November 29, 2014 00:00:00


Rezaul Karim

The government may withdraw the upfront tax at source on profit earned from its different securities from the next fiscal year (FY), 2015-16, to help develop the secondary market for the same, officials said.

The Bangladesh Bank (BB) will prepare a concept paper in this connection, which will be forwarded to Finance Minister Abul Maal Abdul Muhith, they also said.

The decision was taken at the last meeting of the Cash and Debt Management Committee (CDMC) under the Ministry of Finance (MoF). Mahbub Ahmed, senior secretary of the Finance Division, presided over the meeting.

The government earlier introduced a provision to deduct 5.0 per cent upfront tax on income from all kinds of government securities from this FY, 2014-15, by amending section (51) of the Income Tax Ordinance, 1984.

According to section (51), "Deduction at source from interest on securities: In the case of the security of the Government, or security approved by the Government, unless the Government otherwise directs, the person responsible for issuing any security, income of which is classifiable under the head 'Interest on securities', shall collect income tax at the rate of five per cent (5 per cent) upfront on interest or profit, receivable on maturity, from the purchaser of the securities."

A high official of BB said the first buyer of any security has to give upfront tax though he gets profit or interest after a long period. When the second buyer purchases the security, he need not pay tax. As a result, the present system is very illogical in the context of the country.

"The system distorts prices of the securities in the secondary market. It also hampers development of the security market. The tax deduction on securities creates a negative impact on the country's overall economy. For this, the government wants to improve the secondary market by withdrawing the existing upfront tax."

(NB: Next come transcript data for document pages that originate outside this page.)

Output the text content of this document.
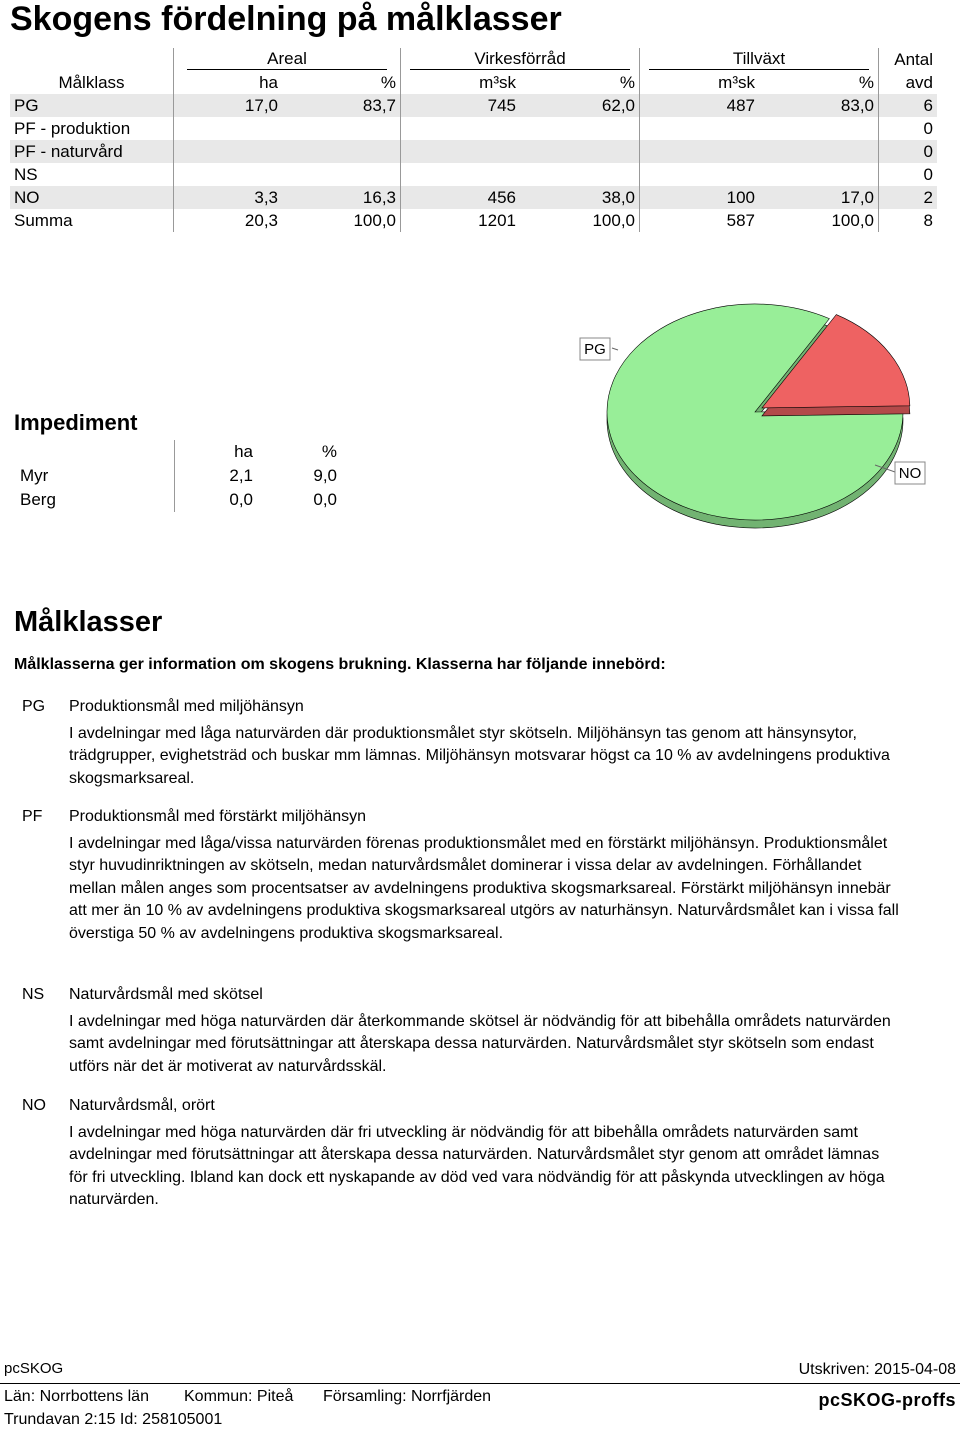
Skogens fördelning på målklasser
	Areal		Virkesförråd		Tillväxt		Antal
Målklass	ha	%	m³sk	%	m³sk	%	avd
PG	17,0	83,7	745	62,0	487	83,0	6
PF - produktion							0
PF - naturvård							0
NS							0
NO	3,3	16,3	456	38,0	100	17,0	2
Summa	20,3	100,0	1201	100,0	587	100,0	8
Impediment
	ha	%
Myr	2,1	9,0
Berg	0,0	0,0
PG
NO
Målklasser
Målklasserna ger information om skogens brukning. Klasserna har följande innebörd:
PG	Produktionsmål med miljöhänsyn
I avdelningar med låga naturvärden där produktionsmålet styr skötseln. Miljöhänsyn tas genom att hänsynsytor, trädgrupper, evighetsträd och buskar mm lämnas. Miljöhänsyn motsvarar högst ca 10 % av avdelningens produktiva skogsmarksareal.
PF	Produktionsmål med förstärkt miljöhänsyn
I avdelningar med låga/vissa naturvärden förenas produktionsmålet med en förstärkt miljöhänsyn. Produktionsmålet styr huvudinriktningen av skötseln, medan naturvårdsmålet dominerar i vissa delar av avdelningen. Förhållandet mellan målen anges som procentsatser av avdelningens produktiva skogsmarksareal. Förstärkt miljöhänsyn innebär att mer än 10 % av avdelningens produktiva skogsmarksareal utgörs av naturhänsyn. Naturvårdsmålet kan i vissa fall överstiga 50 % av avdelningens produktiva skogsmarksareal.
NS	Naturvårdsmål med skötsel
I avdelningar med höga naturvärden där återkommande skötsel är nödvändig för att bibehålla områdets naturvärden samt avdelningar med förutsättningar att återskapa dessa naturvärden. Naturvårdsmålet styr skötseln som endast utförs när det är motiverat av naturvårdsskäl.
NO	Naturvårdsmål, orört
I avdelningar med höga naturvärden där fri utveckling är nödvändig för att bibehålla områdets naturvärden samt avdelningar med förutsättningar att återskapa dessa naturvärden. Naturvårdsmålet styr genom att området lämnas för fri utveckling. Ibland kan dock ett nyskapande av död ved vara nödvändig för att påskynda utvecklingen av höga naturvärden.
pcSKOG	Utskriven: 2015-04-08
Län: Norrbottens län Kommun: Piteå Församling: Norrfjärden
Trundavan 2:15 Id: 258105001
pcSKOG-proffs
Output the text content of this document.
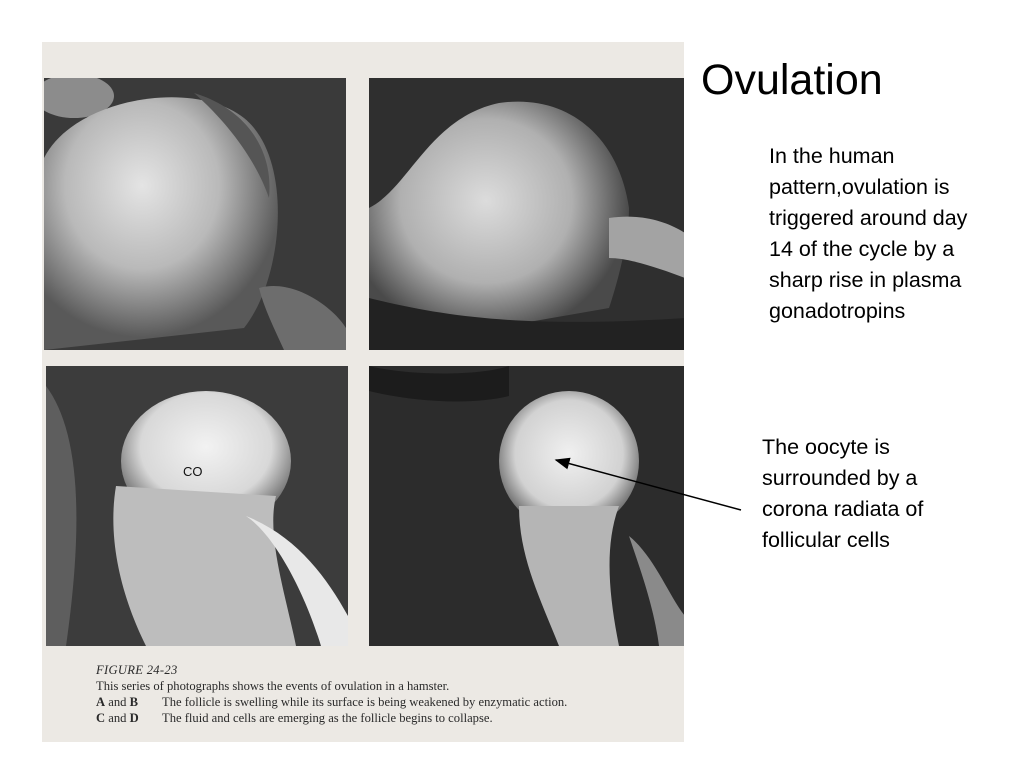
CO
FIGURE 24-23
This series of photographs shows the events of ovulation in a hamster.
A and B The follicle is swelling while its surface is being weakened by enzymatic action.
C and D The fluid and cells are emerging as the follicle begins to collapse.
Ovulation
In the human pattern,ovulation is triggered around day 14 of the cycle by a sharp rise in plasma gonadotropins
The oocyte is surrounded by a corona radiata of follicular cells
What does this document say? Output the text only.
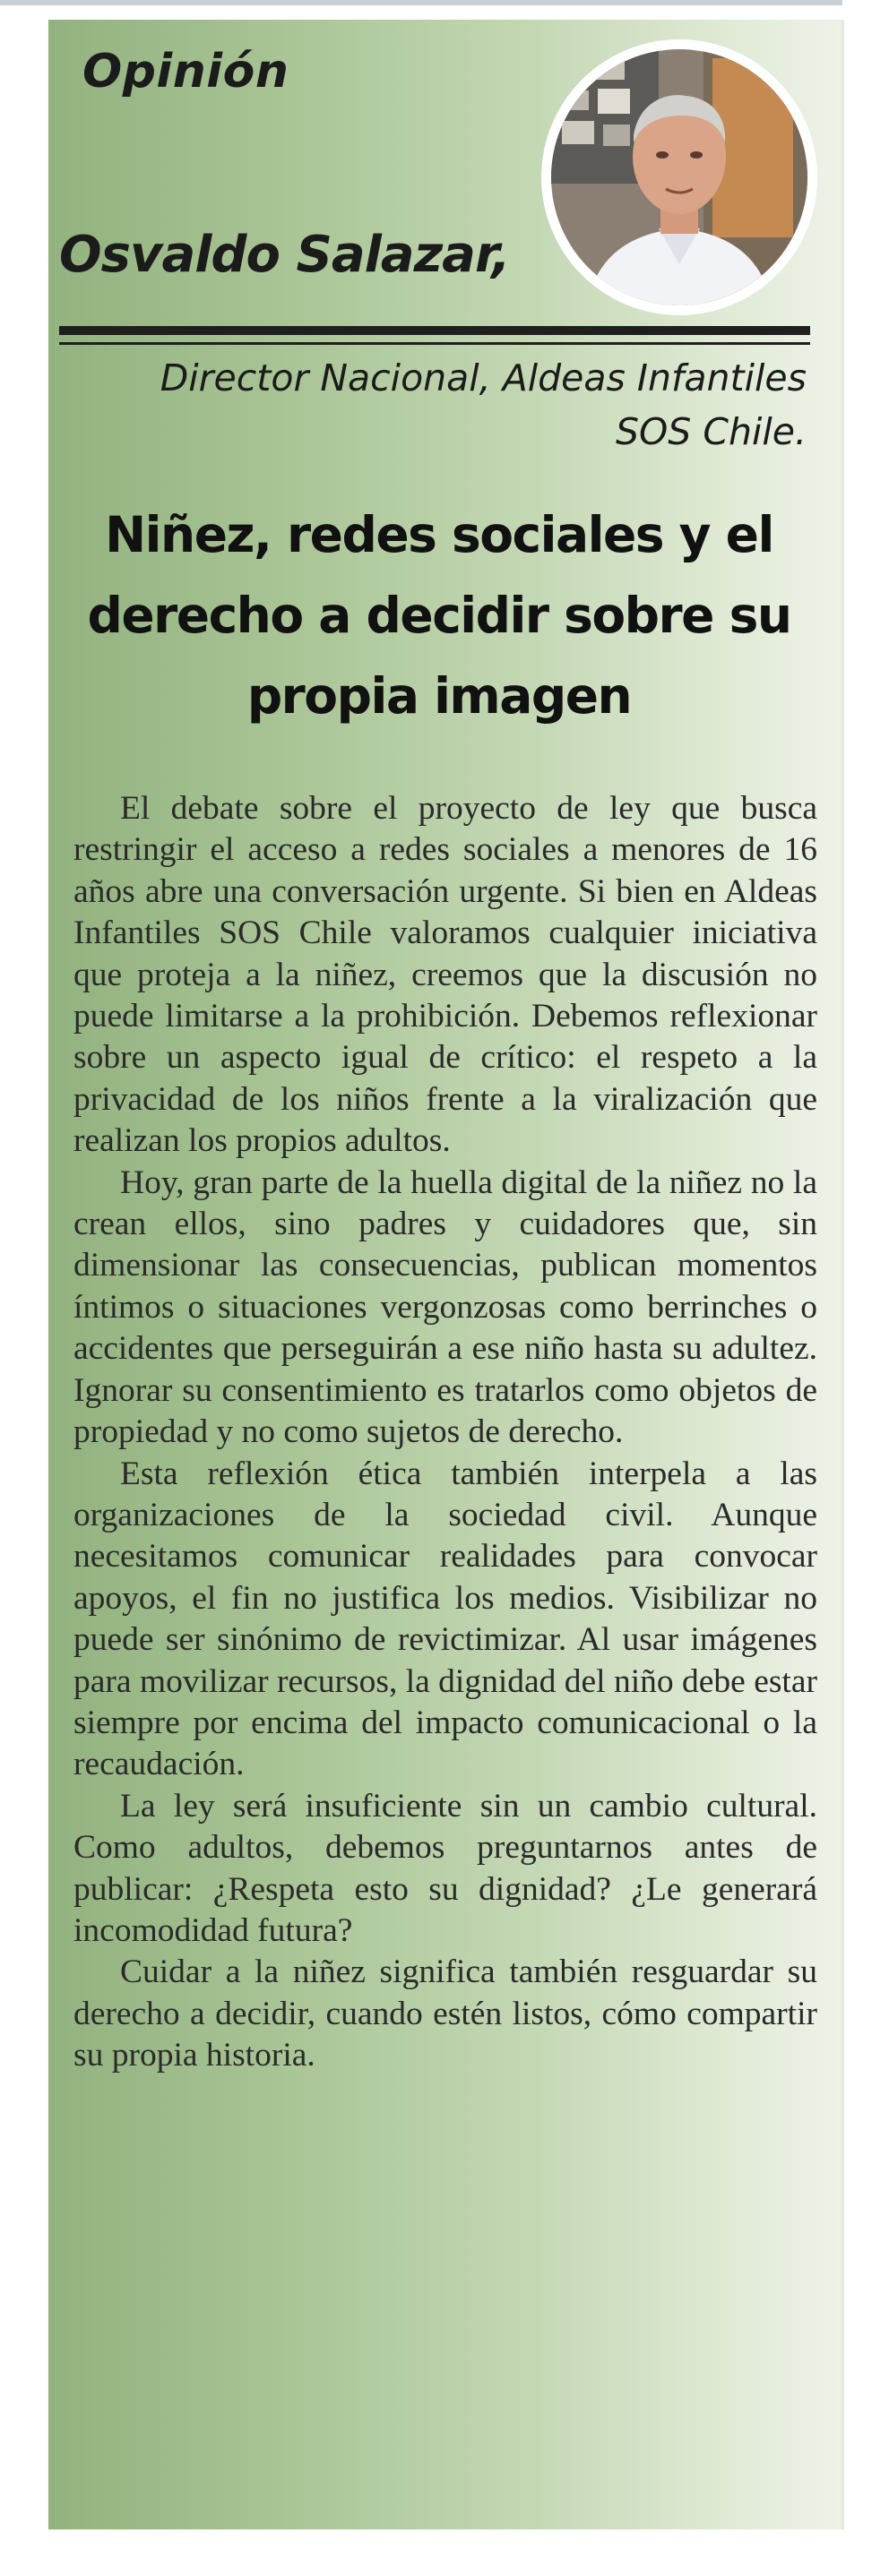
Opinión
Osvaldo Salazar,

Director Nacional, Aldeas Infantiles SOS Chile.

Niñez, redes sociales y el derecho a decidir sobre su propia imagen

El debate sobre el proyecto de ley que busca restringir el acceso a redes sociales a menores de 16 años abre una conversación urgente. Si bien en Aldeas Infantiles SOS Chile valoramos cualquier iniciativa que proteja a la niñez, creemos que la discusión no puede limitarse a la prohibición. Debemos reflexionar sobre un aspecto igual de crítico: el respeto a la privacidad de los niños frente a la viralización que realizan los propios adultos.

Hoy, gran parte de la huella digital de la niñez no la crean ellos, sino padres y cuidadores que, sin dimensionar las consecuencias, publican momentos íntimos o situaciones vergonzosas como berrinches o accidentes que perseguirán a ese niño hasta su adultez. Ignorar su consentimiento es tratarlos como objetos de propiedad y no como sujetos de derecho.

Esta reflexión ética también interpela a las organizaciones de la sociedad civil. Aunque necesitamos comunicar realidades para convocar apoyos, el fin no justifica los medios. Visibilizar no puede ser sinónimo de revictimizar. Al usar imágenes para movilizar recursos, la dignidad del niño debe estar siempre por encima del impacto comunicacional o la recaudación.

La ley será insuficiente sin un cambio cultural. Como adultos, debemos preguntarnos antes de publicar: ¿Respeta esto su dignidad? ¿Le generará incomodidad futura?

Cuidar a la niñez significa también resguardar su derecho a decidir, cuando estén listos, cómo compartir su propia historia.
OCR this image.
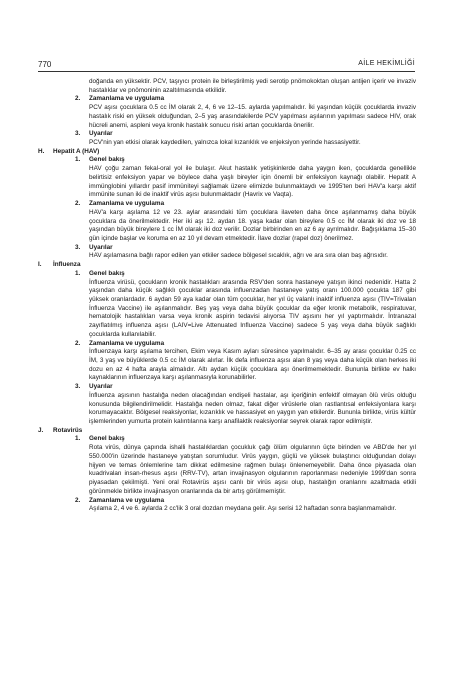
770	AİLE HEKİMLİĞİ
doğanda en yüksektir. PCV, taşıyıcı protein ile birleştirilmiş yedi serotip pnömokoktan oluşan antijen içerir ve invaziv hastalıklar ve pnömoninin azaltılmasında etkilidir.
2. Zamanlama ve uygulama
PCV aşısı çocuklara 0.5 cc İM olarak 2, 4, 6 ve 12–15. aylarda yapılmalıdır. İki yaşından küçük çocuklarda invaziv hastalık riski en yüksek olduğundan, 2–5 yaş arasındakilerde PCV yapılması aşılarının yapılması sadece HIV, orak hücreli anemi, aspleni veya kronik hastalık sonucu riski artan çocuklarda önerilir.
3. Uyarılar
PCV'nin yan etkisi olarak kaydedilen, yalnızca lokal kızarıklık ve enjeksiyon yerinde hassasiyettir.
H. Hepatit A (HAV)
1. Genel bakış
HAV çoğu zaman fekal-oral yol ile bulaşır. Akut hastalık yetişkinlerde daha yaygın iken, çocuklarda genellikle belirtisiz enfeksiyon yapar ve böylece daha yaşlı bireyler için önemli bir enfeksiyon kaynağı olabilir. Hepatit A immünglobini yıllardır pasif immüniteyi sağlamak üzere elimizde bulunmaktaydı ve 1995'ten beri HAV'a karşı aktif immünite sunan iki de inaktif virüs aşısı bulunmaktadır (Havrix ve Vaqta).
2. Zamanlama ve uygulama
HAV'a karşı aşılama 12 ve 23. aylar arasındaki tüm çocuklara ilaveten daha önce aşılanmamış daha büyük çocuklara da önerilmektedir. Her iki aşı 12. aydan 18. yaşa kadar olan bireylere 0.5 cc İM olarak iki doz ve 18 yaşından büyük bireylere 1 cc İM olarak iki doz verilir. Dozlar birbirinden en az 6 ay ayrılmalıdır. Bağışıklama 15–30 gün içinde başlar ve koruma en az 10 yıl devam etmektedir. İlave dozlar (rapel doz) önerilmez.
3. Uyarılar
HAV aşılamasına bağlı rapor edilen yan etkiler sadece bölgesel sıcaklık, ağrı ve ara sıra olan baş ağrısıdır.
I. İnfluenza
1. Genel bakış
İnfluenza virüsü, çocukların kronik hastalıkları arasında RSV'den sonra hastaneye yatışın ikinci nedenidir. Hatta 2 yaşından daha küçük sağlıklı çocuklar arasında influenzadan hastaneye yatış oranı 100.000 çocukta 187 gibi yüksek oranlardadır. 6 aydan 59 aya kadar olan tüm çocuklar, her yıl üç valanlı inaktif influenza aşısı (TIV=Trivalan İnfluenza Vaccine) ile aşılanmalıdır. Beş yaş veya daha büyük çocuklar da eğer kronik metabolik, respiratuvar, hematolojik hastalıkları varsa veya kronik aspirin tedavisi alıyorsa TIV aşısını her yıl yaptırmalıdır. İntranazal zayıflatılmış influenza aşısı (LAIV=Live Attenuated Influenza Vaccine) sadece 5 yaş veya daha büyük sağlıklı çocuklarda kullanılabilir.
2. Zamanlama ve uygulama
İnfluenzaya karşı aşılama tercihen, Ekim veya Kasım ayları süresince yapılmalıdır. 6–35 ay arası çocuklar 0.25 cc İM, 3 yaş ve büyüklerde 0.5 cc İM olarak alırlar. İlk defa influenza aşısı alan 8 yaş veya daha küçük olan herkes iki dozu en az 4 hafta arayla almalıdır. Altı aydan küçük çocuklara aşı önerilmemektedir. Bununla birlikte ev halkı kaynaklarının influenzaya karşı aşılanmasıyla korunabilirler.
3. Uyarılar
İnfluenza aşısının hastalığa neden olacağından endişeli hastalar, aşı içeriğinin enfektif olmayan ölü virüs olduğu konusunda bilgilendirilmelidir. Hastalığa neden olmaz, fakat diğer virüslerle olan rastlantısal enfeksiyonlara karşı korumayacaktır. Bölgesel reaksiyonlar, kızarıklık ve hassasiyet en yaygın yan etkilerdir. Bununla birlikte, virüs kültür işlemlerinden yumurta protein kalıntılarına karşı anafilaktik reaksiyonlar seyrek olarak rapor edilmiştir.
J. Rotavirüs
1. Genel bakış
Rota virüs, dünya çapında ishalli hastalıklardan çocukluk çağı ölüm olgularının üçte birinden ve ABD'de her yıl 550.000'in üzerinde hastaneye yatıştan sorumludur. Virüs yaygın, güçlü ve yüksek bulaştırıcı olduğundan dolayı hijyen ve temas önlemlerine tam dikkat edilmesine rağmen bulaşı önlenemeyebilir. Daha önce piyasada olan kuadrivalan insan-rhesus aşısı (RRV-TV), artan invajinasyon olgularının raporlanması nedeniyle 1999'dan sonra piyasadan çekilmişti. Yeni oral Rotavirüs aşısı canlı bir virüs aşısı olup, hastalığın oranlarını azaltmada etkili görünmekle birlikte invajinasyon oranlarında da bir artış görülmemiştir.
2. Zamanlama ve uygulama
Aşılama 2, 4 ve 6. aylarda 2 cc'lik 3 oral dozdan meydana gelir. Aşı serisi 12 haftadan sonra başlanmamalıdır.
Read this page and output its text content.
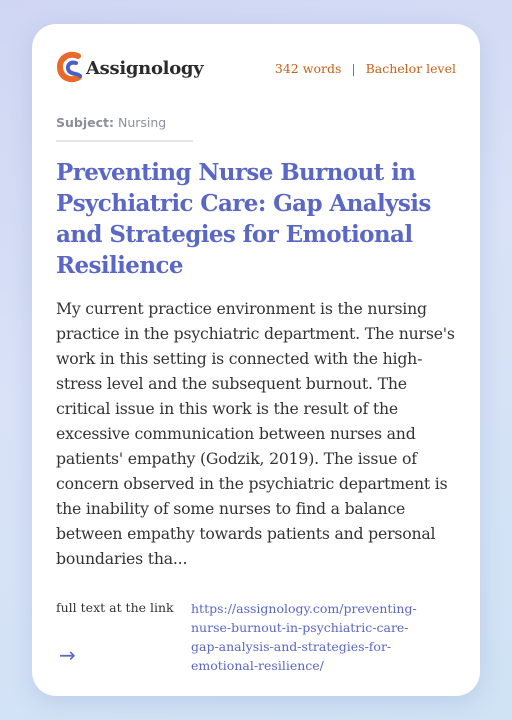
Assignology	342 words | Bachelor level
Subject: Nursing
Preventing Nurse Burnout in Psychiatric Care: Gap Analysis and Strategies for Emotional Resilience

My current practice environment is the nursing practice in the psychiatric department. The nurse's work in this setting is connected with the high-stress level and the subsequent burnout. The critical issue in this work is the result of the excessive communication between nurses and patients' empathy (Godzik, 2019). The issue of concern observed in the psychiatric department is the inability of some nurses to find a balance between empathy towards patients and personal boundaries tha...

full text at the link
→
https://assignology.com/preventing-
nurse-burnout-in-psychiatric-care-
gap-analysis-and-strategies-for-
emotional-resilience/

"It is possible to earn a large amount of revenue, if the secondary market of securities can be improved through withdrawing upfront tax. It is also against the law to deduct tax at one time for the long-term securities with 2, 5, 10, 15 or 20 years maturity," he added.

"In the last meeting of CDMC a decision has been taken to abolish the upfront tax on different government securities," Bishnu Pada Saha, general manager of BB's Debt Management Department, told the FE at his office Tuesday. But he declined to disclose the details of it.

At present, resident Bangladeshi individuals and institutions, including banks, non-bank financial institutions (NBFIs) and insurance companies can purchase or invest in the government treasury bills (T-Bills) with 91 days, 182 days and 364 days maturity.

Besides, resident individuals and institutions, including banks, NBFIs, insurance companies, corporate bodies, and authorities responsible for management of provident funds and pension funds can purchase the Bangladesh Government Treasury Bonds (BGTBs) with 2, 5, 10, 15 and 20 years maturity.

Investors can purchase T-Bills and BGTBs from the primary dealers (PDs) and other banks and financial institutions in the secondary market. Buying and selling of T-Bills and BGTBs can be conducted over the counter (OTC).